Of course, the qualify of Netflix's offering continues to decline, so I don't know how permanent this trend is. Further, the trend in recent streaming offerings is services that look remarkably like cable packages. Cost like them too with often with commercials that can't be skipped, a "broadcast" schedule and no DVR.
I pay a bit under 6 bucks a month for my Netflix 2-dvds-a-month subscription. Huge variety, and I don't wind up spending way too much time sitting around watching shows.
When you sign up for Netflix, the price advertised is what you pay.
The American television service companies lie their asses off even worse than the wireless carriers. The advertised price is a fiction, and you usually need at least one long, painful phone call per year to pay in the neighborhood of your advertised price.
Hello Netflix. Good bye Comcast, Dish, DirecTV. (I'd add Verizon and Time Warner to the list, but I can't get them at my house.)
Netflix is a service, while DVRs are service delivery devices. Not only are they not mutually-exclusive, but they can be complimentary. I watched Netflix on my TiVo for years. When I cord-cut, I had to go shopping for a new device for the TV (tried Chromecast, settled on Roku).

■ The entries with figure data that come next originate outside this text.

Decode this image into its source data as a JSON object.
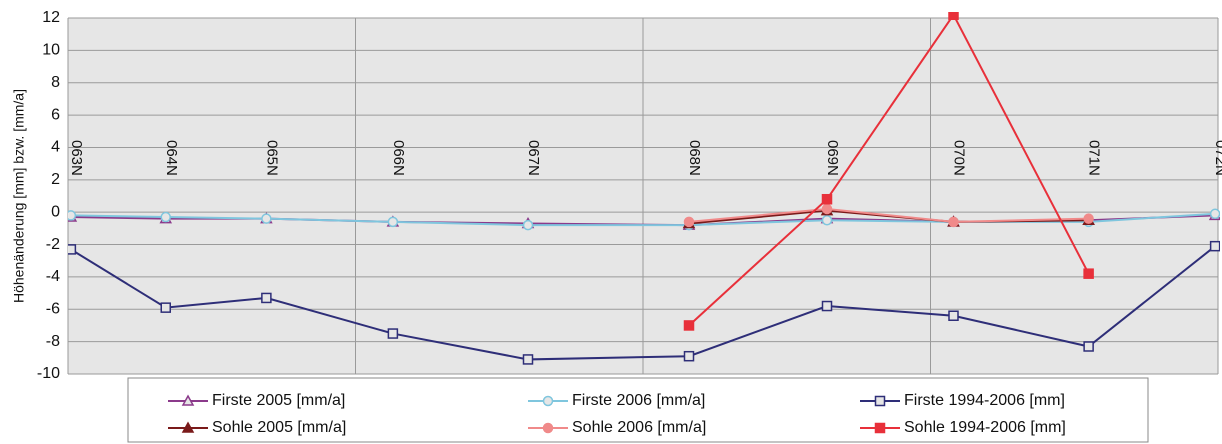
{
  "chart_data": {
    "type": "line",
    "y_label": "Höhenänderung [mm] bzw. [mm/a]",
    "x_labels": [
      "063N",
      "064N",
      "065N",
      "066N",
      "067N",
      "068N",
      "069N",
      "070N",
      "071N",
      "072N"
    ],
    "x": [
      0.01,
      0.34,
      0.69,
      1.13,
      1.6,
      2.16,
      2.64,
      3.08,
      3.55,
      3.99
    ],
    "xlim": [
      0,
      4
    ],
    "xticks": [
      0,
      1,
      2,
      3,
      4
    ],
    "ylim": [
      -10,
      12
    ],
    "yticks": [
      -10,
      -8,
      -6,
      -4,
      -2,
      0,
      2,
      4,
      6,
      8,
      10,
      12
    ],
    "grid": true,
    "series": [
      {
        "name": "Firste 2005 [mm/a]",
        "color": "#8b3a8b",
        "marker": "triangle-open",
        "values": [
          -0.3,
          -0.4,
          -0.4,
          -0.6,
          -0.7,
          -0.8,
          -0.4,
          -0.6,
          -0.5,
          -0.2
        ]
      },
      {
        "name": "Firste 2006 [mm/a]",
        "color": "#7fc6de",
        "marker": "circle-open",
        "values": [
          -0.2,
          -0.3,
          -0.4,
          -0.6,
          -0.8,
          -0.8,
          -0.5,
          -0.6,
          -0.6,
          -0.1
        ]
      },
      {
        "name": "Firste 1994-2006 [mm]",
        "color": "#2e2e78",
        "marker": "square-open",
        "values": [
          -2.3,
          -5.9,
          -5.3,
          -7.5,
          -9.1,
          -8.9,
          -5.8,
          -6.4,
          -8.3,
          -2.1
        ]
      },
      {
        "name": "Sohle 2005 [mm/a]",
        "color": "#7a1a1a",
        "marker": "triangle",
        "values": [
          null,
          null,
          null,
          null,
          null,
          -0.7,
          0.1,
          -0.6,
          -0.5,
          null
        ]
      },
      {
        "name": "Sohle 2006 [mm/a]",
        "color": "#f08a8a",
        "marker": "circle",
        "values": [
          null,
          null,
          null,
          null,
          null,
          -0.6,
          0.2,
          -0.6,
          -0.4,
          null
        ]
      },
      {
        "name": "Sohle 1994-2006 [mm]",
        "color": "#e8303a",
        "marker": "square",
        "values": [
          null,
          null,
          null,
          null,
          null,
          -7.0,
          0.8,
          12.2,
          -3.8,
          null
        ]
      }
    ]
  }
}
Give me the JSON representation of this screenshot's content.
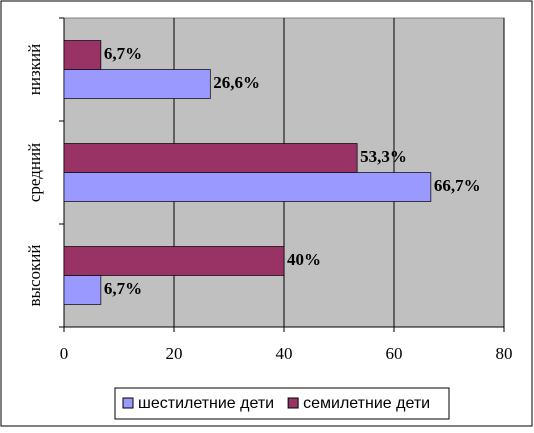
{
  "chart_data": {
    "type": "bar",
    "orientation": "horizontal",
    "categories": [
      "низкий",
      "средний",
      "высокий"
    ],
    "series": [
      {
        "name": "семилетние дети",
        "color": "#993366",
        "values": [
          6.7,
          53.3,
          40
        ],
        "value_labels": [
          "6,7%",
          "53,3%",
          "40%"
        ]
      },
      {
        "name": "шестилетние дети",
        "color": "#9999ff",
        "values": [
          26.6,
          66.7,
          6.7
        ],
        "value_labels": [
          "26,6%",
          "66,7%",
          "6,7%"
        ]
      }
    ],
    "xlim": [
      0,
      80
    ],
    "xticks": [
      0,
      20,
      40,
      60,
      80
    ],
    "grid": true,
    "legend": "bottom"
  }
}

Comparing the two directly would be like comparing the number of people with gmail accounts with the number of people who own cable-modems. They are nearly orthogonal things.
"Now I can start railing against people who use DVRs as proponents of piracy, and hanging on to that ancient notion of paying once for something." - Every troll and group think hipster everywhere.
Seriously, every time I see an article like this one, I get more hate from other people who love disregarding other people's opinions as outdated. The idiot masses never cease to amaze me.
Here in NZ we've had TiVo for the last 9 years but we just had an announcement that the company managing the service will cease operations in October. No replacement EPG so both my TiVo boxes will become useless bricks at that time. There are some people looking at getting the S3 box working with locally produced EPG like they did with the S1 boxes personally imported, but it is unlikely that it will work out so I'm here with a couple of DVRs and in 6 months they will stop working. Since I've got Netflix everywhere and I rarely watch FTA TV any more anyway as even with TiVo the adverts are a pain, and all the DVRs I've looked at that aren't TiVo are horrible, I guess I'll not have a DVR from October and I'll watch far less TV as a result.
"I have the attention span of a strobe lit goldfish, please get to the point quickly!"
Well I had Netflix and Amazon Prime. Now I just have Amazon Prime. Netflix is canceled until they can figure out playing politics pisses off their customers.
Old desktop, laptop or even a Raspberry Pi.
No contest.
Glenn.
Capcha...decision
How many households have The Pirate Bay?
I have fast internet, a VPN subscription, and a Bittorrent client. What is this Netflix thing?
HD Homerun + Old hardware + ubuntu + mythtv + $25/year schedules direct. DVR Solved You're welcome, America.